O hot tubbing (i.e., o testemunho simultâneo de peritos e assistentes) consiste em técnica por meio da qual os peritos e assistentes de cada parte são ouvidos simultaneamente na presença do árbitro ou do juiz. Trata-se de mecanismo que permite aos julgadores e aos patronos de cada parte a identificação de inconsistências na análise técnica, atingindo-se, de forma elucidativa, conclusões quanto a questões essenciais da controvérsia posta.
Trata-se de mudança significativa em relação ao paradigma veiculado pelo art. 361 do CPC, que apresenta a inquirição do perito e dos assistentes técnicos das partes em ordem predeterminada5. Por meio do hot tubbing, permite-se que os peritos e assistentes sejam colocados um de frente para o outro, com a finalidade de possibilitar verdadeira interação não só entre eles, mas também com o tribunal. É dessa maneira que os árbitros conseguem direcionar as matérias controvertidas de forma dinâmica, sanando eventuais obscuridades no raciocínio técnico.
Como descrito por Kate Krause, “hot tubbing is the colloquial term for a procedure in which expert testimony is given concurrently, rather than sequentially”6.
Não se trata de simplesmente confrontar as diferentes visões técnicas em cenário de beligerância. Diferente disso, busca-se oferecer ambiente em que os experts debatam diretamente os méritos de suas opiniões, aclarando pontos de convergência e as razões para eventuais divergências7.
A relevância parece clara: não é raro que, na prática do processo civil e de arbitragens, o(s) julgador(es) se depare(m) com dissenso aparentemente inconciliável entre as apresentações dos assistentes técnicos das partes. E igualmente notável é a máxima de que boas respostas apenas são obtidas por aqueles que sabem formular as perguntas corretas. A oitiva simultânea de experts intenta encurtar esse caminho, permitindo que os técnicos apresentem os questionamentos pertinentes, obtendo-se a elucidação da controvérsia.
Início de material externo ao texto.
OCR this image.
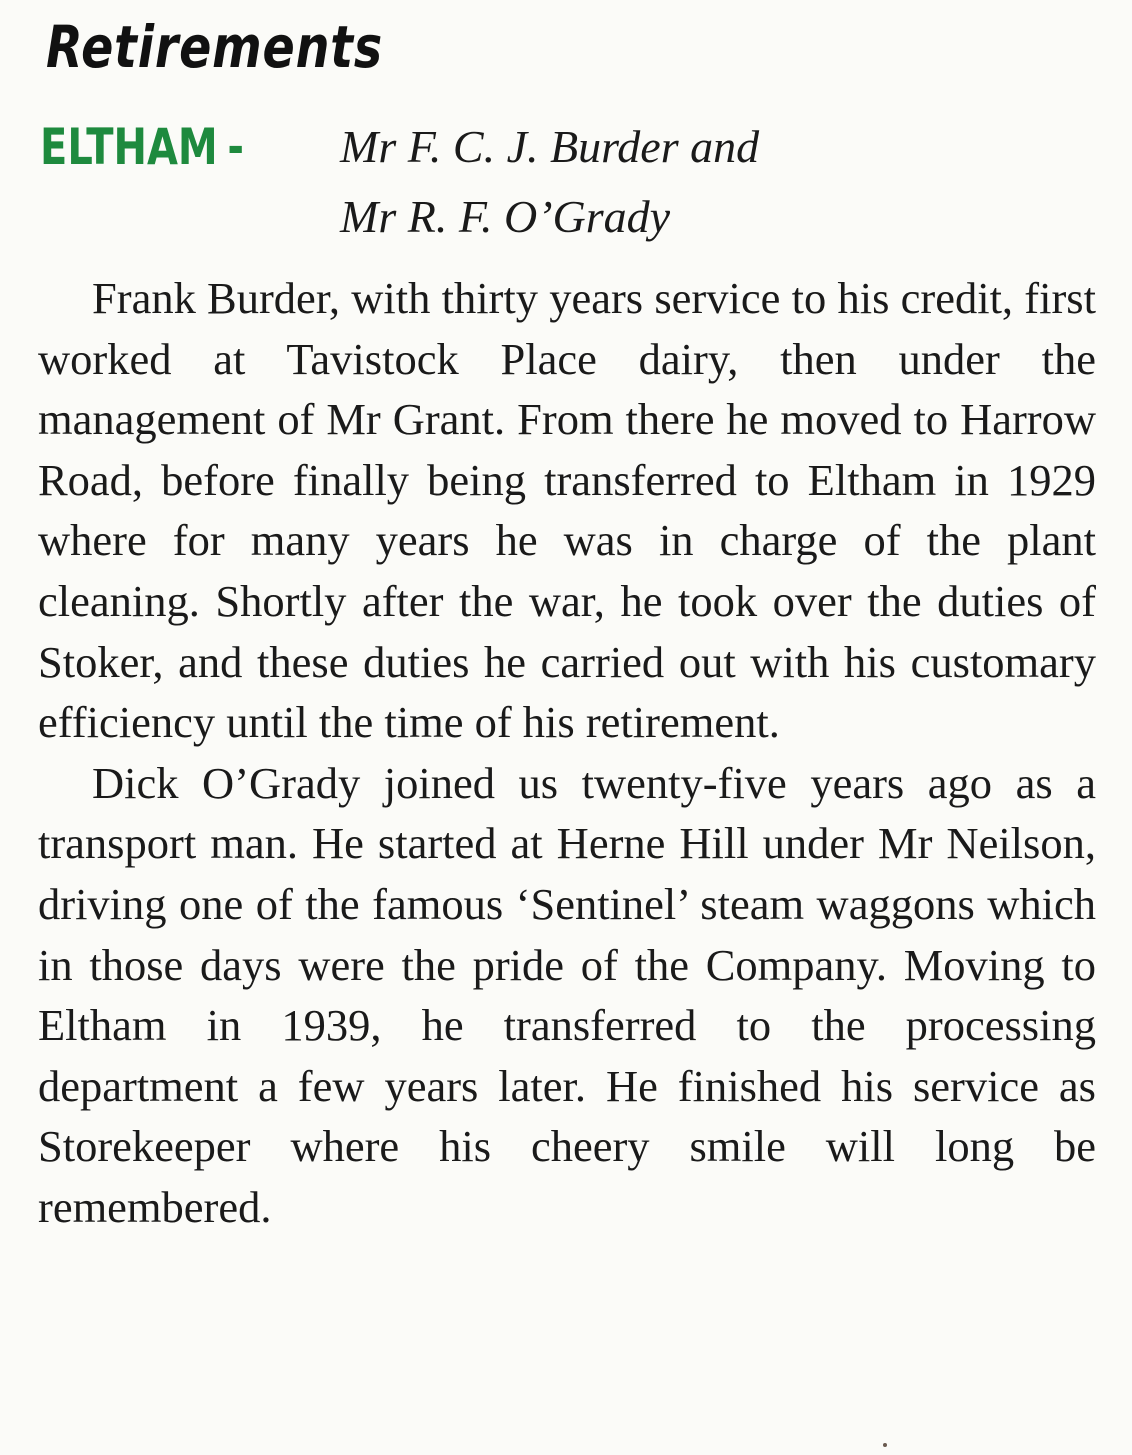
Retirements
ELTHAM - Mr F. C. J. Burder and
Mr R. F. O’Grady

Frank Burder, with thirty years service to his credit, first worked at Tavistock Place dairy, then under the management of Mr Grant. From there he moved to Harrow Road, before finally being transferred to Eltham in 1929 where for many years he was in charge of the plant cleaning. Shortly after the war, he took over the duties of Stoker, and these duties he carried out with his customary efficiency until the time of his retirement.

Dick O’Grady joined us twenty-five years ago as a transport man. He started at Herne Hill under Mr Neilson, driving one of the famous ‘Sentinel’ steam waggons which in those days were the pride of the Company. Moving to Eltham in 1939, he transferred to the processing department a few years later. He finished his service as Storekeeper where his cheery smile will long be remembered.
A técnica é frequentemente empregada em arbitragens com a finalidade de permitir esclarecimentos sobre as opiniões apresentadas por assistentes técnicos das partes, já que é corriqueira a dispensa de nomeação de perito pelo(s) árbitro(s). A divergência entre as opiniões acaba sendo resolvida em audiência, com a possibilidade de que as partes e os árbitros realizem acareações8.
Nesse contexto, “o Tribunal Arbitral usa o mecanismo de hot tubbing para ouvir os diferentes especialistas simultaneamente em temas específicos; cada especialista pode responder os pontos levantados pelos outros especialistas, o que geralmente facilita a compreensão das diferenças pelo Tribunal de Arbitragem mais rapidamente”9.
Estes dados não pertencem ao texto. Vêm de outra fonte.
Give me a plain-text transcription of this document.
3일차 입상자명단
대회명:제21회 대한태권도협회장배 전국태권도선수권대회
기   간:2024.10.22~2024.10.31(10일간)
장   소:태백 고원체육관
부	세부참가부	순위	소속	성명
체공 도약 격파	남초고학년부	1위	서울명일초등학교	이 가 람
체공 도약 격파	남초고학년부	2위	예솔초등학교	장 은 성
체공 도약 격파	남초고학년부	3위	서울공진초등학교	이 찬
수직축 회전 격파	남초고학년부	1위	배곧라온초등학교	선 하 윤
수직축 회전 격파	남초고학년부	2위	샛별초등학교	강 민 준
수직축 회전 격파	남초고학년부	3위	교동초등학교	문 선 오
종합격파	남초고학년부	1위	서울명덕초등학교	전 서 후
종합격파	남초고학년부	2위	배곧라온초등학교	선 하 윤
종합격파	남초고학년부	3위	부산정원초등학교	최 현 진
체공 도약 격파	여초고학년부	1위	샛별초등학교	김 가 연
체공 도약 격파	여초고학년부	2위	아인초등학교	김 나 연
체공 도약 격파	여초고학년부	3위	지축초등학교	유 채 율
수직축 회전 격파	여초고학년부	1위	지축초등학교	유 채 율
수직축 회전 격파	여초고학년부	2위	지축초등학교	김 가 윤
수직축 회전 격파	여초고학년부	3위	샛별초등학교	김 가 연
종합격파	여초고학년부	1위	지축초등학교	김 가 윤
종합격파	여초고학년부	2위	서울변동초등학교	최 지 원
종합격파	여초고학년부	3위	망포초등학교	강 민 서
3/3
A incorporação do mecanismo no Direito Processual parte de dois fundamentos autônomos: (i) os poderes instrutórios do magistrado, sobretudo para definir as provas a serem produzidas e para conduzir a audiência de instrução e julgamento; e (ii) a possibilidade de as partes, à luz do art. 190 do CPC, celebrarem convenções processuais.
Primeiro, o art. 370 do CPC veicula previsão ampla de poderes instrutórios, sobretudo ao determinar que “caberá ao juiz, de ofício ou a requerimento da parte, determinar as provas necessárias ao julgamento do mérito”. O dispositivo, quando combinado com o art. 139, VI, do CPC, segundo o qual incumbem ao magistrado “alterar a ordem de produção dos meios de prova, adequando-os às necessidades do conflito de modo a conferir maior efetividade à tutela do direito”, permite concluir que o julgador tem a possibilidade de adaptar a forma de produção da prova pericial.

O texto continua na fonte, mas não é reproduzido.